Influence of chronic alcohol abuse and liver disease on hepatic aldehyde dehydrogenase activity

F Vidal, R Toda, C Gutiérrez, M Broch, F Fernández-Muixí, A Lorenzo, C Richart
Alcohol 1998, 15 (1): 3-8
Alcohol metabolism results in the production of acetaldehyde, a compound that is much more toxic than ethanol itself. Hepatic aldehyde dehydrogenase (ALDH) is the main enzymatic system responsible for acetaldehyde clearance from the hepatocyte. The objective of this study was to determine the modifications in ALDH activity due to chronic alcohol abuse and liver disease. ALDH activity was determined in samples of liver tissue from 69 alcoholic and 82 nonalcoholic subjects, with and without liver disease. According to the results of liver pathology examination, alcoholic patients were classified into the following groups: controls, with no liver disease (group 1), noncirrhotic liver disease patients (group 2), and cirrhotics (group 3). Nonalcoholic subjects were categorized, using the same criteria, into groups 4, 5, and 6, respectively. ALDH activity was determined spectrophotometrically at two substrate concentrations: 18 mM for total activity and 180 microM for low Km activity.
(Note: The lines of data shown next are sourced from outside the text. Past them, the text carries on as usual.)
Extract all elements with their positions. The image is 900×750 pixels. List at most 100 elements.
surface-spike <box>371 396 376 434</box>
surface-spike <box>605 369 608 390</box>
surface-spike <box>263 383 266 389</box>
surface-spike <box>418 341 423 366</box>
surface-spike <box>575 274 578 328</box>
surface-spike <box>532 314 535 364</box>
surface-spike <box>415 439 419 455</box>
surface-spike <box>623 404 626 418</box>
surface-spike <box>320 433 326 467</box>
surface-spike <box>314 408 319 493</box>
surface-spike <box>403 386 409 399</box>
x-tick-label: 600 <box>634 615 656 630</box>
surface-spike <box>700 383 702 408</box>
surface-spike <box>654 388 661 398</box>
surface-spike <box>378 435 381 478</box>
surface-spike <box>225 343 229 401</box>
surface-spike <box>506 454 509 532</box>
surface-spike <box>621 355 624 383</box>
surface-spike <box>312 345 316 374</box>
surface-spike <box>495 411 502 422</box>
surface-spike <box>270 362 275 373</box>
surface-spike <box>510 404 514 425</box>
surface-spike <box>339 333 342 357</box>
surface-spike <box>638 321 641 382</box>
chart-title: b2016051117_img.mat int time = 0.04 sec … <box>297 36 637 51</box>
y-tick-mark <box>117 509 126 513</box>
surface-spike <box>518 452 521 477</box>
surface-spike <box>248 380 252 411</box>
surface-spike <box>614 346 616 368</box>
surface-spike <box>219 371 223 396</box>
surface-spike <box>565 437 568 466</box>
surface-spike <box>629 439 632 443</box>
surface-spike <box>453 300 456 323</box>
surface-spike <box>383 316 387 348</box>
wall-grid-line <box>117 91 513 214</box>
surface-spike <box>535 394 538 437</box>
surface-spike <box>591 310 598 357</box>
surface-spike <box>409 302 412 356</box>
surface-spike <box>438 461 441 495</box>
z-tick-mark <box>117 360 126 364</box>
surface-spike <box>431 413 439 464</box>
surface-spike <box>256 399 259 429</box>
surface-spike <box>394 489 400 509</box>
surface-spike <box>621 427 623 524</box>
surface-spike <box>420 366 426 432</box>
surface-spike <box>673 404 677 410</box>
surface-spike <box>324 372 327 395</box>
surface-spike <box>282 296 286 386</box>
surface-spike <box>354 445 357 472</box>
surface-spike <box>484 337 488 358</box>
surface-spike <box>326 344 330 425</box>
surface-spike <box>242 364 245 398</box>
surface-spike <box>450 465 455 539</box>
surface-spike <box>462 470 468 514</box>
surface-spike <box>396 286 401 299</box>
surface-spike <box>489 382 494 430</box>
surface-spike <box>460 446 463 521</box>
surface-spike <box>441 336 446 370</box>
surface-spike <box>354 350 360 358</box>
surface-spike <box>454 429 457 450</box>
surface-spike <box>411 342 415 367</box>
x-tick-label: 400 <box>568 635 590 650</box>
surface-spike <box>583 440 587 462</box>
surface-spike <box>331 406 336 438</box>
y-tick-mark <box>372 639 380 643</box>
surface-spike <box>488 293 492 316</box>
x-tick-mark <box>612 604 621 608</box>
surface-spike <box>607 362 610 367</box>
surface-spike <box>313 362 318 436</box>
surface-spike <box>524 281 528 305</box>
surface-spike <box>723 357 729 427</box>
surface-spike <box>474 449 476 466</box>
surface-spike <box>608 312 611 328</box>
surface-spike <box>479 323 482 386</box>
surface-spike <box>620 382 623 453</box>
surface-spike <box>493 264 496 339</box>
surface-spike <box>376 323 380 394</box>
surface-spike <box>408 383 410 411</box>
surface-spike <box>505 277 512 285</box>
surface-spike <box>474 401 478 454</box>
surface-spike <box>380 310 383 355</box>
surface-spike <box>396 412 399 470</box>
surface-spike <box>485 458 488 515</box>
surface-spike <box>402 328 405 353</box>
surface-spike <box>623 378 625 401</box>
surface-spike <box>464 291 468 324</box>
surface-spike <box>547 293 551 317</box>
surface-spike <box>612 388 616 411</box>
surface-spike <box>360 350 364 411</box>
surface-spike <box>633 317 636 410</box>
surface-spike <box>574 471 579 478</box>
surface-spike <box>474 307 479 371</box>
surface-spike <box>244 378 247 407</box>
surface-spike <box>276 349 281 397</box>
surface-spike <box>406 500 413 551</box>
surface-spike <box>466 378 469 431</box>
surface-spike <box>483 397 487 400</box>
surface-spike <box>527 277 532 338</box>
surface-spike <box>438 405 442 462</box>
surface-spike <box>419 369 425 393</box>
High Km activity was calculated by subtracting the low Km activity value from that of total ALDH activity. Results obtained in each group were expressed as the mean +/- SD of mU of g of wet weight. There were no significant differences when the total ALDH activity from the alcoholic and the nonalcoholic patients with a similar degree of liver pathology were compared: group 1, 1257 +/- 587 vs. group 4, 1328.1 +/- 546.2 (p: NS); group 2, 919.1 +/- 452.4 vs. group 5, 753.5 +/- 412 (p: NS); and group 3, 430.2 +/- 162.4 vs. group 6, 473.2 +/- 225.3 (p: NS). On the other hand, total ALDH activity was significantly lower in cirrhotics than in controls, both among alcoholics (p < 0.01) and among nondrinkers (p < 0.05). The low Km activity was severely reduced in cirrhotics, both alcoholics and nonalcoholics (p < 0.01). High Km activities in cirrhotic patients were low, compared to controls, both in alcoholics and nonalcoholics, although the difference was nonsignificant. The results of the present study suggests that chronic alcohol abuse does not depress ALDH activity. A reduction in the ALDH activity detected in patients with severe liver disease (cirrhotics) was clearly a consequence of liver damage. This reduction was due mainly to a decrease of the low Km ALDH activity, but a trend to a decrease in the high Km ALDH activity was also detected.